Warum Alvaro Bautista nicht überrascht ist
Titelverteidiger Alvaro Bautista wurde am Sonntag die Erfolge seines Ducati-Markenkollegen angesprochen. „Er war schnell, sein Stil passt gut zu dieser Strecke. Er ist groß und kann das Motorrad sehr leicht manövrieren“, begründet Bautista den Hattrick seines Ducati-Markenkollegen und verweist auf dessen gute Ergebnisse bei den zurückliegenden WSBK-Events in Magny-Cours und Portimao.
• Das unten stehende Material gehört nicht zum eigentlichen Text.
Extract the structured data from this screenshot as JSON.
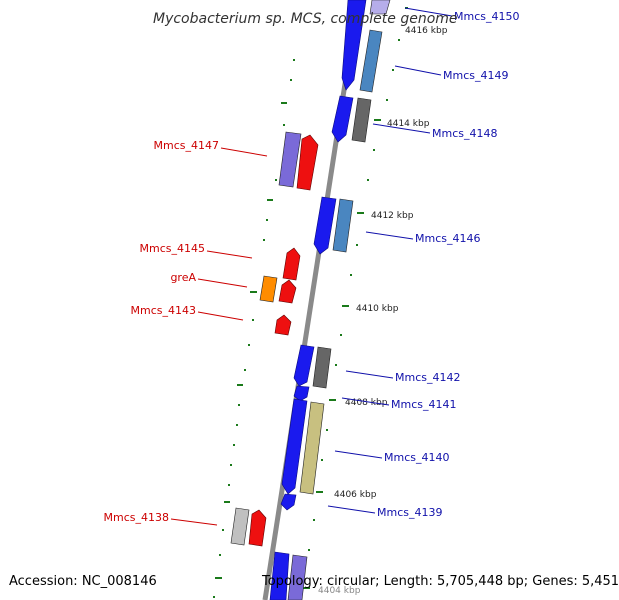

„Es ist nicht so, dass er es geradeso in die Punkte schaffte und jetzt gewann. Nein, er arbeitete die gesamte Saison über sehr gut“, lobt Bautista und freut sich über Petruccis Erfolg: „Er verdient es. Nach seiner schweren Verletzung zu Saisonbeginn arbeitete er sehr hart. Es ist ein wirklich sehr verdientes Ergebnis.“

Danilo Petrucci ist laut Iker Lecuona „ein wahrer Meister“
Auch Ex-MotoGP-Teamkollege Iker Lecuona (Honda) kommentierte den Erfolg der Startnummer 9: „Es war sein Wochenende. Er gewann alle drei Rennen, fuhr ein beeindruckendes Tempo und triumphierte beim Heimspiel.“

„Er gewann bei der Dakar, in der MotoGP und jetzt auch hier. Er ist ein wahrer Meister“, stellt Lecuona klar. Dabei harmonierte der Spanier in der Vergangenheit überhaupt nicht mit Petrucci. Zu Beginn der gemeinsamen Saison bei Tech-3-KTM gab es einige Spannungen.

„Mitte der MotoGP-Saison 2021 realisierten wir, dass KTM richtig schlimme Dinge mit uns macht. Wir sprachen miteinander und erkannten, dass wir uns nicht gegenseitig bekämpfen sollten. Von da an arbeiteten wir zusammen“, erinnert sich Lecuona.

„Ich erinnere mich, wie ich ihm in den USA im Qualifying Windschatten gab. Wir versuchten, uns gegenseitig zu helfen. Unser Verhältnis wurde viel besser und jetzt kommen wir sehr gut klar. Ich freue mich für ihn!“, so der spanische Honda-Werkspilot.